Atuação desimpedida nos presídios

No caso dos recentes ataques em Manaus, o próprio poder público reconheceu que a ordem para os atentados veio de dentro de um estabelecimento prisional, padrão verificado em outras ondas de ataques semelhantes em diferentes estados.

Isso ocorre, entre outros motivos, porque a situação nas penitenciárias do Amazonas, assim como em outras unidades da Federação, é de “completo descontrole”, o que favorece a atuação desimpedida das facções nesses locais, segundo Alcadipani.

“O Estado brasileiro é incapaz de controlar os presos sob sua própria custódia, o que faz com que as facções consigam comandar o crime a partir de dentro da cadeia”, diz o professor da FGV. A comunicação com o mundo de fora do presídio se dá por meio do uso de celulares, visitas e conversas com advogados.

A atuação das facções também está por trás de diversos confrontos e rebeliões em presídios que deixaram centenas de mortos nos últimos anos. Uma das crises mais graves ocorreu nas duas primeiras semanas de janeiro de 2017, quando confrontos entre facções deixaram mais de 130 presos mortos no Brasil, dos quais 56 no Complexo Penitenciário Anísio Jobim (Compaj), em Manaus.

Em maio de 2019, uma nova explosão de violência provocou a morte de 55 detentos no estado do Amazonas. Dois meses depois, uma briga entre facções em um presídio em Altamira, no Pará, deixou 57 mortos, dos quais 16 foram decapitados.

“As grandes facções criminosas brasileiras são de base prisional, nasceram nos presídios e sua força vem daí. Muitas exercem grande controle dos presídios e recrutam seus membros nas cadeias. Quando essas pessoas saem, continuam vinculadas a essas facções”, afirma Melina Risso, diretora de programas do Instituto Igarapé.

Como superar esse problema

A principal falha na atuação do Estado brasileiro que favorece a expansão e a atuação das facções nos presídios e fora deles é a falta de articulação entre órgãos públicos estaduais e federais, afirma Alcadipani.


As organizações criminosas atuam em nível nacional, com conexões internacionais, e o cerne da política de segurança para combatê-las ocorre de forma isolada, nos estados.

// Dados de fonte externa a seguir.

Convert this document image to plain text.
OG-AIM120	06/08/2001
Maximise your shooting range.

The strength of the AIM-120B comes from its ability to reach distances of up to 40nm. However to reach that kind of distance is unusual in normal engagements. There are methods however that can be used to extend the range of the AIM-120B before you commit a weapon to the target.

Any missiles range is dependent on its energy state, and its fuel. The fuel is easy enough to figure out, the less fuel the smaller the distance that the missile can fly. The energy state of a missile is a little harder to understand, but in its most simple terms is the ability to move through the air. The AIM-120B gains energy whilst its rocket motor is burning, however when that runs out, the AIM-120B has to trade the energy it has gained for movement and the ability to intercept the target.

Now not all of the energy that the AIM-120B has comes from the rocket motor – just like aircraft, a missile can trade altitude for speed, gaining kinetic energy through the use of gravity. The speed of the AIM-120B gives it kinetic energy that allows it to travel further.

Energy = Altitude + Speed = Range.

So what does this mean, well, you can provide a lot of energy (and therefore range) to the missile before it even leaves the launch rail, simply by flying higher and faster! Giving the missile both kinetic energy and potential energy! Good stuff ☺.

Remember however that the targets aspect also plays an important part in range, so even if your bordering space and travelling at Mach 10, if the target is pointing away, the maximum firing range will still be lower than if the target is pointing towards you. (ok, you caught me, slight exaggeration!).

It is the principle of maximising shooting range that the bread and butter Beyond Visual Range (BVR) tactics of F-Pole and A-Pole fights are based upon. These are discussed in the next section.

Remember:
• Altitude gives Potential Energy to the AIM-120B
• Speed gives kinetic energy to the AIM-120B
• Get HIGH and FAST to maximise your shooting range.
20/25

O correto, segundo ele, seria articular forças-tarefas com polícias civis e militares de diferentes estados, Polícia Federal, Ministério Público, Poder Judiciário e, no caso da região amazônica, o Exército, “para conseguir ir secando as fontes financeiras das facções”.

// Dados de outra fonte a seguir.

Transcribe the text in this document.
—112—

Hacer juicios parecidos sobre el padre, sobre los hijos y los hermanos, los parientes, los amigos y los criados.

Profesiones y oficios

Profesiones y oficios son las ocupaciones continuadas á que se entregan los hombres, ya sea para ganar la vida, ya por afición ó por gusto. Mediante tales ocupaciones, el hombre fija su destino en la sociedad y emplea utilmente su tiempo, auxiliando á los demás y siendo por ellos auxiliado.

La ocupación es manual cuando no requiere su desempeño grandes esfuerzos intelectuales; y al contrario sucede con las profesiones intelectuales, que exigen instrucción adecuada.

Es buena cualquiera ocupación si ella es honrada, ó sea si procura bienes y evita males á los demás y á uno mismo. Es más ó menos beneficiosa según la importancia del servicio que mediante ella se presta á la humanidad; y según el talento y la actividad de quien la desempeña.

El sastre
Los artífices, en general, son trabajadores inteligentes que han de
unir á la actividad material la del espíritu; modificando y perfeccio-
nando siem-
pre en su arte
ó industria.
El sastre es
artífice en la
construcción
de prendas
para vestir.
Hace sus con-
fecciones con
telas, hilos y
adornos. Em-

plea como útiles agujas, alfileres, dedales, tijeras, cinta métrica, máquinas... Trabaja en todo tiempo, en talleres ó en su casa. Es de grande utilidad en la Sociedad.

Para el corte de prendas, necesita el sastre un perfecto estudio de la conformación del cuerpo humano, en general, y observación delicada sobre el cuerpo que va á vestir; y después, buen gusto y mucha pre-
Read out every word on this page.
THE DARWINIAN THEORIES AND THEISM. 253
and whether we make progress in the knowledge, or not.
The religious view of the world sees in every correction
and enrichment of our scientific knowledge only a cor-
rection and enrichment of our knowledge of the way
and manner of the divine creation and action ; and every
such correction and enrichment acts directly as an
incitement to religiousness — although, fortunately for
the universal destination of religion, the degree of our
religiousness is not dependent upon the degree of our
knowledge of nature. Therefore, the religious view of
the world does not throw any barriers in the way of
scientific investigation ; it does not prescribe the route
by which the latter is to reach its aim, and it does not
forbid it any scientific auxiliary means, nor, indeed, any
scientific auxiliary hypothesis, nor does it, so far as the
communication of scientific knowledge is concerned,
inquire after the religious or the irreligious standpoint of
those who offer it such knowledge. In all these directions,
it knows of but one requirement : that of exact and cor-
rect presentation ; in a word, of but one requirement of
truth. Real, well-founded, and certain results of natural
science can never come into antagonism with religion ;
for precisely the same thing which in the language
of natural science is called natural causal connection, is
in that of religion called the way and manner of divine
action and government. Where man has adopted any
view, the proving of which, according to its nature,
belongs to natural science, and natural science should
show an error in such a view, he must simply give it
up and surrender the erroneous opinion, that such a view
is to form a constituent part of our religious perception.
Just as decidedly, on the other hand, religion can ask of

Além disso, o uso de inteligência para mapear o funcionamento e financiamento das facções é escasso. No lugar, adota-se uma postura reativa para conter crises com o uso de força bruta, diz o professor da FGV.

“Usar inteligência é raríssimo, ficamos no mesmo roteiro. Espera-se o problema acontecer, quando acontece chama a Força Nacional, e por aí vai. A chave da segurança pública hoje é a truculência, e não a inteligência, fruto de uma mentalidade primitiva e atrasada para a resolução de conflitos”, afirma.

O envio da Força Nacional, como determinado pelo ministro da Justiça nesta segunda, tem um papel paliativo, segundo Risso, do Instituto Igarapé. “Ela só funciona quando um rápido aumento de efetivo por um curto período de tempo possa ter algum efeito dissuasório. No caso de Manaus, pode ter algum resultado de curtíssimo prazo, mas está longe de resolver o problema”, diz.

Para reduzir a força das facções criminosas nos presídios, especialistas em segurança pública também costumam sugerir diminuir o número de presos provisórios, aplicar mais penas alternativas, aumentar as opções de trabalho e estudo para presos, reformar as penitenciárias e separar os presos provisórios dos condenados. “Além disso, é essencial que haja investimento na prevenção da violência para criar caminhos saudáveis para uma juventude vulnerável”, afirma Risso.